Pequeños pies, grande país: Nuestro inicio en la aventura familiar
¿Por qué este blog? No nos centramos en las grandes vacaciones anuales. ¡La vida ocurre ahora! Les mostramos nuestras pequeñas escapadas de fin de semana y cómo enfrentamos la...


Publicado: 21.12.2025





























Nuestra aventura comenzó hoy en el Elbepark Dresden. Un consejo absoluto para todos los padres: ¡El carrusel allí es actualmente gratis! Para mis chicas, fue el punto culminante para 'calentarse'. Todo el Elbepark está increíblemente decorado con amor como un “bosque navideño” - en todas partes se pueden descubrir hermosas escenas con ciervos, renos y muñecos de nieve. El único lunar: ¡Al Papá Noel lo encontramos dos veces a punto de perdernos! Pero el trono dorado también fue un gran motivo fotográfico sin él.
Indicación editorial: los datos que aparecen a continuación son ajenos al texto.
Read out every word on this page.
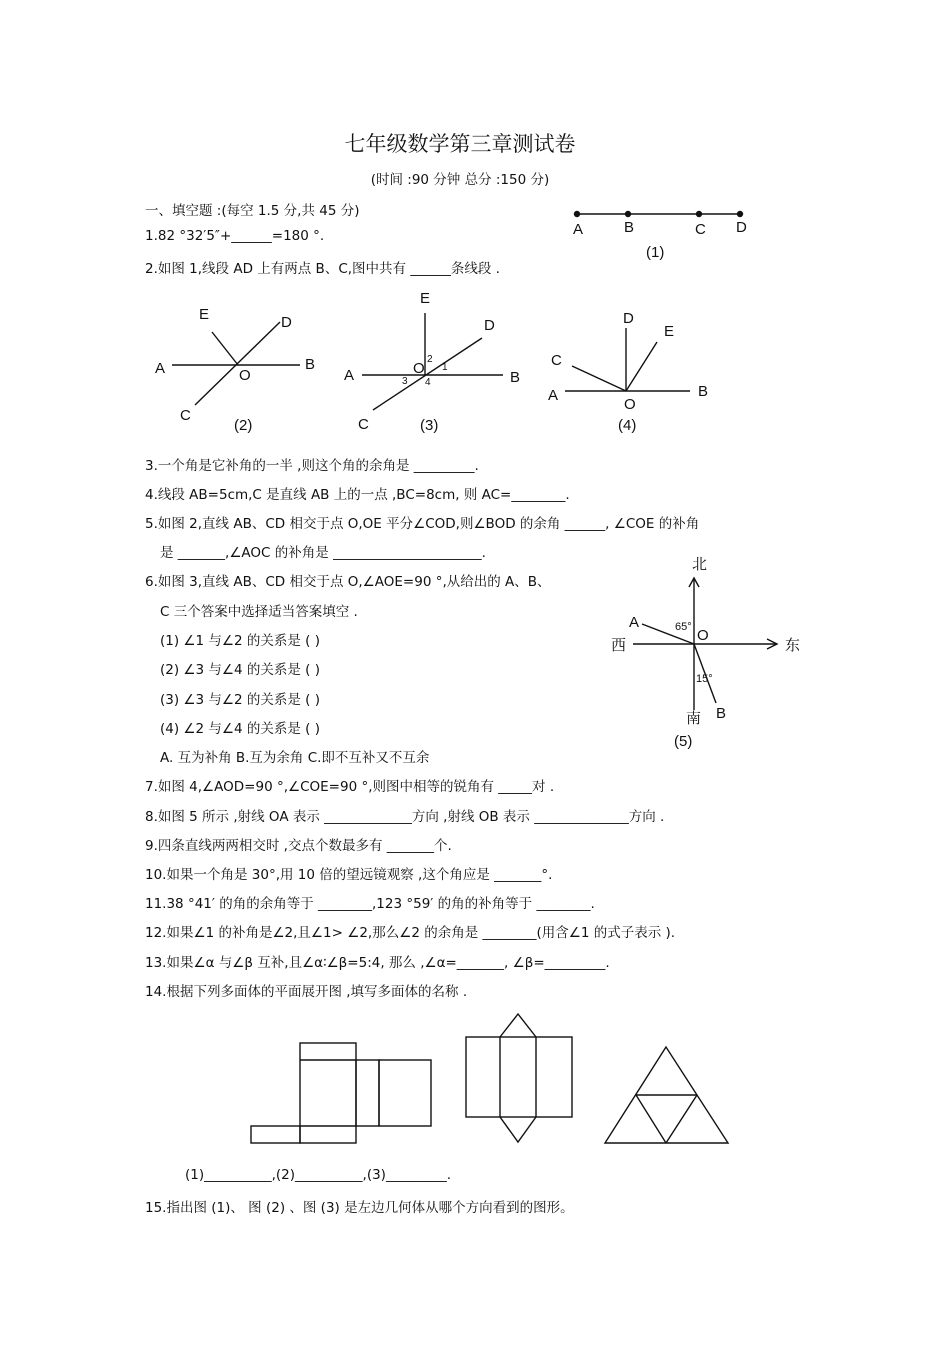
七年级数学第三章测试卷
(时间 :90 分钟 总分 :150 分)
一、填空题 :(每空 1.5 分,共 45 分)
1.82 °32′5″+______=180 °.
2.如图 1,线段 AD 上有两点 B、C,图中共有 ______条线段 .
3.一个角是它补角的一半 ,则这个角的余角是 _________.
4.线段 AB=5cm,C 是直线 AB 上的一点 ,BC=8cm, 则 AC=________.
5.如图 2,直线 AB、CD 相交于点 O,OE 平分∠COD,则∠BOD 的余角 ______, ∠COE 的补角
是 _______,∠AOC 的补角是 ______________________.
6.如图 3,直线 AB、CD 相交于点 O,∠AOE=90 °,从给出的 A、B、
C 三个答案中选择适当答案填空 .
(1) ∠1 与∠2 的关系是 ( )
(2) ∠3 与∠4 的关系是 ( )
(3) ∠3 与∠2 的关系是 ( )
(4) ∠2 与∠4 的关系是 ( )
A. 互为补角 B.互为余角 C.即不互补又不互余
7.如图 4,∠AOD=90 °,∠COE=90 °,则图中相等的锐角有 _____对 .
8.如图 5 所示 ,射线 OA 表示 _____________方向 ,射线 OB 表示 ______________方向 .
9.四条直线两两相交时 ,交点个数最多有 _______个.
10.如果一个角是 30°,用 10 倍的望远镜观察 ,这个角应是 _______°.
11.38 °41′ 的角的余角等于 ________,123 °59′ 的角的补角等于 ________.
12.如果∠1 的补角是∠2,且∠1> ∠2,那么∠2 的余角是 ________(用含∠1 的式子表示 ).
13.如果∠α 与∠β 互补,且∠α∶∠β=5:4, 那么 ,∠α=_______, ∠β=_________.
14.根据下列多面体的平面展开图 ,填写多面体的名称 .
(1)__________,(2)__________,(3)_________.
15.指出图 (1)、 图 (2) 、图 (3) 是左边几何体从哪个方向看到的图形。
A	B	C D
(1)
A	B
C
D
E
O
(2)
A	B
C
D
E
O 1
2
3 4
(3)
A	B
C
D
E
O
(4)
北
南
东
西
A
B
O
65°
15°
(5)
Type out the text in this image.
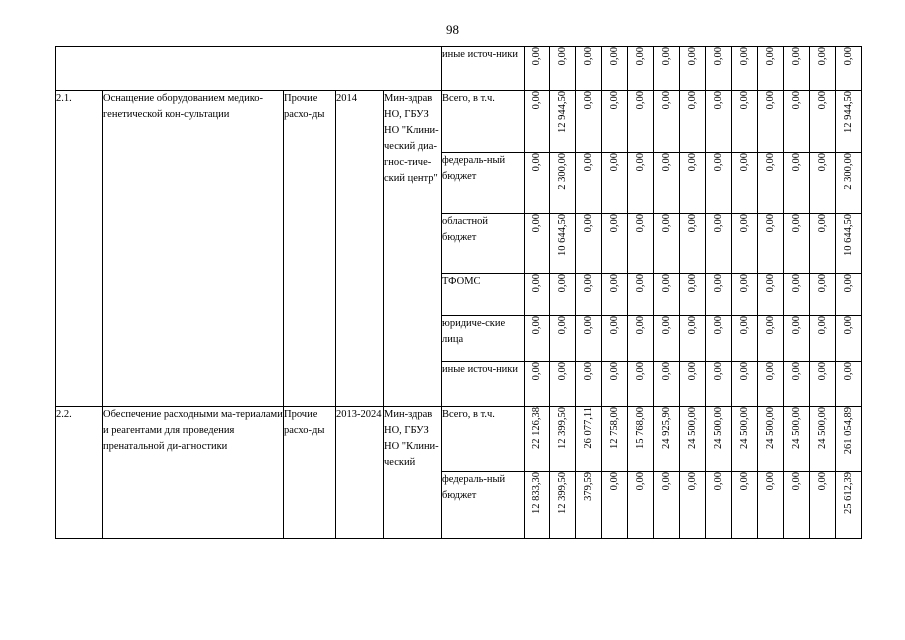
98
					иные источ-ники	0,00	0,00	0,00	0,00	0,00	0,00	0,00	0,00	0,00	0,00	0,00	0,00	0,00
2.1.	Оснащение оборудованием медико-генетической кон-сультации	Прочие расхо-ды	2014	Мин-здрав НО, ГБУЗ НО "Клини-ческий диа-гнос-тиче-ский центр"	Всего, в т.ч.	0,00	12 944,50	0,00	0,00	0,00	0,00	0,00	0,00	0,00	0,00	0,00	0,00	12 944,50
					федераль-ный бюджет	0,00	2 300,00	0,00	0,00	0,00	0,00	0,00	0,00	0,00	0,00	0,00	0,00	2 300,00
					областной бюджет	0,00	10 644,50	0,00	0,00	0,00	0,00	0,00	0,00	0,00	0,00	0,00	0,00	10 644,50
					ТФОМС	0,00	0,00	0,00	0,00	0,00	0,00	0,00	0,00	0,00	0,00	0,00	0,00	0,00
					юридиче-ские лица	0,00	0,00	0,00	0,00	0,00	0,00	0,00	0,00	0,00	0,00	0,00	0,00	0,00
					иные источ-ники	0,00	0,00	0,00	0,00	0,00	0,00	0,00	0,00	0,00	0,00	0,00	0,00	0,00
2.2.	Обеспечение расходными ма-териалами и реагентами для проведения пренатальной ди-агностики	Прочие расхо-ды	2013-2024	Мин-здрав НО, ГБУЗ НО "Клини-ческий	Всего, в т.ч.	22 126,38	12 399,50	26 077,11	12 758,00	15 768,00	24 925,90	24 500,00	24 500,00	24 500,00	24 500,00	24 500,00	24 500,00	261 054,89
					федераль-ный бюджет	12 833,30	12 399,50	379,59	0,00	0,00	0,00	0,00	0,00	0,00	0,00	0,00	0,00	25 612,39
Piernas pequeñas, gran resistencia
Como tantas veces, nuestra más pequeña (1) prefirió caminar por sí misma en lugar de ir en el carrito. Recorrí el camino a través de la Neustadt casi completamente con sus propios pies. Dado que el mundo es tan emocionante para ella, esto se ha vuelto casi una rutina para nosotros. Desde Neustadt (Neustädter Markt) tomamos el tranvía hacia Postplatz - una breve pausa para recuperar el aliento antes de sumergirnos en el siguiente bullicio.
El carrito como héroe secreto
A pesar de que la pequeña ratoncita estuvo mucho tiempo caminando, no hubiéramos querido prescindir del carrito. Hoy fue nuestro más importante cargador: lleno con la pesada mochila de pañales y todas las otras cosas que de otro modo tendríamos que llevar, nos liberó la espalda. En Postplatz, al final cedió la fatiga y pude por fin poner a la pequeña caminadora en el carrito.
El punto culminante absoluto (con rodillas temblorosas)
Si le preguntas a las chicas, hay un claro favorito: el paseo en la noria en Neustadt. Mientras los niños disfrutaban de la vista sobre un mar de luces, yo estaba feliz de tener el suelo bajo mis pies de nuevo. Mi miedo a las alturas me jugó una mala pasada allá arriba. Si hubiera sido una cabina cerrada (como las que se conocen en la Oktoberfest de Múnich), hubiera sido mucho más llevadero, pero estas góndolas abiertas no son para nervios débiles. Por estar tan concentrada, lamentablemente no pude tomar ninguna foto desde arriba, pero la sonrisa de los niños valió la pena.
Brillo de luces y magia de cabaña
Desde Postplatz, nos dirigimos directamente al Striezelmarkt. Estaba extremadamente lleno, lo que hizo que maniobrar con el carrito fuera un trabajo de milímetros. ¡Pero las cabañas estaban una vez más maravillosamente decoradas! Por todas partes brillan y centellean, especialmente la artesanía en madera del Erzgebirge en los aleros y la enorme pirámide escalonada son simplemente mágicas. Dresde siempre logra transmitir esa calidez navideña tan especial.